In "Nietzsche and Dostoevsky" Ponomareff looked at Nietzsche's attraction to Dostoevsky and recounted their affinities. The last essay, "Nietzsche as Homo Ludens," approached the theme of play in Nietzsche's writing and offered perhaps the best illustration of Ponomoreff's theoretical proclivities. He prefered to link Nietzsche's love of masks with Bakhtin's carnival, carefully bypassing any of the substantial body of deconstructive, feminist and postfeminist works relevant to the topic.

Part 4:

The third section consisted of six essays on "the 20th century," from Blok and Rilke, Mayakovsky and Celan, to Camus, Nabokov and Anne Hebert, with a way station in the form of a survey of canonical, post-war German literature (Boll, Grass, Christa Wolf, et al).

All the essays in this collection offered stenographic yet convincing arguments in support of the overarching thesis that the unifying element in modern writing "is its capacity to reflect spiritual crisis in society and initiate a process of healing" (p. 1).

Ponomareff is a comparatist in the tradition of George Steiner.

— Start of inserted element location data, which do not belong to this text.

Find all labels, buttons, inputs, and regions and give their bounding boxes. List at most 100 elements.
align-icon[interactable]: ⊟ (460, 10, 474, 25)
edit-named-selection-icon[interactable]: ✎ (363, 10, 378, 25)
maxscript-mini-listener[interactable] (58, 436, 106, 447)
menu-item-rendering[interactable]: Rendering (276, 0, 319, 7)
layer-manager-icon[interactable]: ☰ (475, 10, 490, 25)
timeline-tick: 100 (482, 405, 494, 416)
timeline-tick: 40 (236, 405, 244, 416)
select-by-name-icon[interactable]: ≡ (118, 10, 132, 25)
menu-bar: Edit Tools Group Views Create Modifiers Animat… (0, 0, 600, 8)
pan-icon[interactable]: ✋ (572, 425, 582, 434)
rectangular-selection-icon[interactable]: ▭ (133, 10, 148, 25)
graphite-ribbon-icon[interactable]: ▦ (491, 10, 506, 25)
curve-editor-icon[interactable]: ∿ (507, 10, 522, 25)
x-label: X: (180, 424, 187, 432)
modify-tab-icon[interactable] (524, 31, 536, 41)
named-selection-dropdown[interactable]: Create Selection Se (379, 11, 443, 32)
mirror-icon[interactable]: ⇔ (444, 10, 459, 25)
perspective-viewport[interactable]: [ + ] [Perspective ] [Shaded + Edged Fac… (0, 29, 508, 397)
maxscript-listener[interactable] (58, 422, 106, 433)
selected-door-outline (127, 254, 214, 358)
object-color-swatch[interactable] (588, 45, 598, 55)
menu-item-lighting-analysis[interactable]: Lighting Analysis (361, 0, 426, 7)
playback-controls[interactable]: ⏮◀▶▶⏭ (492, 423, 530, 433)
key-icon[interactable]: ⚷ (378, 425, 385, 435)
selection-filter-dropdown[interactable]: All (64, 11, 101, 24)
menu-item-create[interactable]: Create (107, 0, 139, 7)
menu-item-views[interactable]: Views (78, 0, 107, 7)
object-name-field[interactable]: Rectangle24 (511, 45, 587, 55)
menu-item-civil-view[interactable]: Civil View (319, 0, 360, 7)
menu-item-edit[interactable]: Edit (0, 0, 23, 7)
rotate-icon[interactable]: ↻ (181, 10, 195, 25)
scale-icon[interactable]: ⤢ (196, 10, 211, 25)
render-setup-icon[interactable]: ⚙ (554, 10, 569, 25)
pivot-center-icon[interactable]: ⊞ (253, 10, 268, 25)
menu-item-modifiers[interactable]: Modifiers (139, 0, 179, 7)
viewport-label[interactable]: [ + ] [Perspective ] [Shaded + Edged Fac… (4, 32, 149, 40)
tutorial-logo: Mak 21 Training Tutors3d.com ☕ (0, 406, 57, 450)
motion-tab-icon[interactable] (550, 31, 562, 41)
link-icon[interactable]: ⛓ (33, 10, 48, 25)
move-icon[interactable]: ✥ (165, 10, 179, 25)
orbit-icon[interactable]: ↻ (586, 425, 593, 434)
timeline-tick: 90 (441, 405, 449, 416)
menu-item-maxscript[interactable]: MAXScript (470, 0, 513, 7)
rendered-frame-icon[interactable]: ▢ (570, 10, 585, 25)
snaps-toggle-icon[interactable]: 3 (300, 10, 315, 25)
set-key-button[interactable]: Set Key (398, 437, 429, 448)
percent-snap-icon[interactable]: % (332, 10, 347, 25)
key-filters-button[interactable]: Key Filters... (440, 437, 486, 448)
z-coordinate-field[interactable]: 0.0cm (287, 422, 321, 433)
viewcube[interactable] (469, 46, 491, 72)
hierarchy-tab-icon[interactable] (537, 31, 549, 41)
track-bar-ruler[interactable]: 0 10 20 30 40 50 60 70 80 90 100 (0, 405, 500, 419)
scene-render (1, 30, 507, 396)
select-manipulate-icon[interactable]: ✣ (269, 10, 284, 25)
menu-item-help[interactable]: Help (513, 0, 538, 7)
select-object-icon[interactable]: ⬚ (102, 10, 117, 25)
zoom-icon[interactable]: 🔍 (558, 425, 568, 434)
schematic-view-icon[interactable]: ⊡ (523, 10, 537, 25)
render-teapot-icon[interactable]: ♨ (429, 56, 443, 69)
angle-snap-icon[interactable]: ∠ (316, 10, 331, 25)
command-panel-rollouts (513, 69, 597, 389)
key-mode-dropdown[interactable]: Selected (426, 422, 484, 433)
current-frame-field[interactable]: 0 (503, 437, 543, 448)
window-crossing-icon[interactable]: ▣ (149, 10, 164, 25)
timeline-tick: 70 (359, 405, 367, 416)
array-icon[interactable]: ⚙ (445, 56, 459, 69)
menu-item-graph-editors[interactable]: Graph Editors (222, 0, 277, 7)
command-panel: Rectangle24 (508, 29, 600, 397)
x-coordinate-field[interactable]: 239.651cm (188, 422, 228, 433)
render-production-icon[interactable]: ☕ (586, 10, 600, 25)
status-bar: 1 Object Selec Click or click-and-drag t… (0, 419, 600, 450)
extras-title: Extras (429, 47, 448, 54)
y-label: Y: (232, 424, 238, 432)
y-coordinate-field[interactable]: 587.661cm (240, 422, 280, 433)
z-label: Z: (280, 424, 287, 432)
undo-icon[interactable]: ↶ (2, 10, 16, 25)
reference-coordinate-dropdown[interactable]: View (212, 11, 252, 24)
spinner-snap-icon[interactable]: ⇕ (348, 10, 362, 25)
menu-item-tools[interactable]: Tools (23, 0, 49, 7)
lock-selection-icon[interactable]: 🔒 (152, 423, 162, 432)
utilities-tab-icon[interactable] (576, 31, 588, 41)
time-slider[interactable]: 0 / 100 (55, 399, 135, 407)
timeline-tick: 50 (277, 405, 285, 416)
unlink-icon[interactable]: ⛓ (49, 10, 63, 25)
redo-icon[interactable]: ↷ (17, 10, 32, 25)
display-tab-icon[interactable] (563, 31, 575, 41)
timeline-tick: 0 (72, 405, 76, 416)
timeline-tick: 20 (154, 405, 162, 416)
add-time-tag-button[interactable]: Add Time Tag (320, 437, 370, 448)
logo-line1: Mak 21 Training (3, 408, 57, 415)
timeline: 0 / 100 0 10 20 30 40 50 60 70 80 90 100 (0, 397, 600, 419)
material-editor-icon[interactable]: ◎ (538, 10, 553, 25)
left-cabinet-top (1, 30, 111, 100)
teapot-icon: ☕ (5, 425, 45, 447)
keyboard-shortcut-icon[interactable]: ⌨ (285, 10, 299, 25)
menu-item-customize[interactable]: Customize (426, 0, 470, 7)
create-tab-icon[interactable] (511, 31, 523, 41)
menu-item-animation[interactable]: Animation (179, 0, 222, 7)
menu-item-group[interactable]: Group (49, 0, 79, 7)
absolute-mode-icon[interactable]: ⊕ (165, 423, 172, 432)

His respect before the text is palpable, his readings assiduous, and his intent pedagogic, in the communicatively positive sense of the word. Just as the writers whose work he analyses, Ponomareff is able "to exploit his sense of displacement and exile for creative and spiritual survival" (p. 130). Citing Hannah Arendt's contention, he claims that "alienation and rootlessness, if we only understand them aright, make it easier to live in our time" (p. 130). They are the driving-force behind, and the challenge of, modern literature. –Ron Price with thanks to 1 “Spiritual Geography of Modern Writing: Essays on Dehumanization, Human Isolation and Transcendence,” in The Canadian Slavonic Papers, March-June 1998, Susan Ingram, and Constantin V. Ponomareff, The Spiritual Geography of Modern Writing: Essays on Dehumanization, Human Isolation and Transcendence, B. V. Rodopi edition, 1997.

Part 5:

I posted a prose-poem at the beginning of this thread---which I wrote after watching a TV series entitled The Art of Russia. That prose-poem gives, at least for me and, hopefully, for some readers, a degree of personal context for the above commentary on those 3 collections of essays.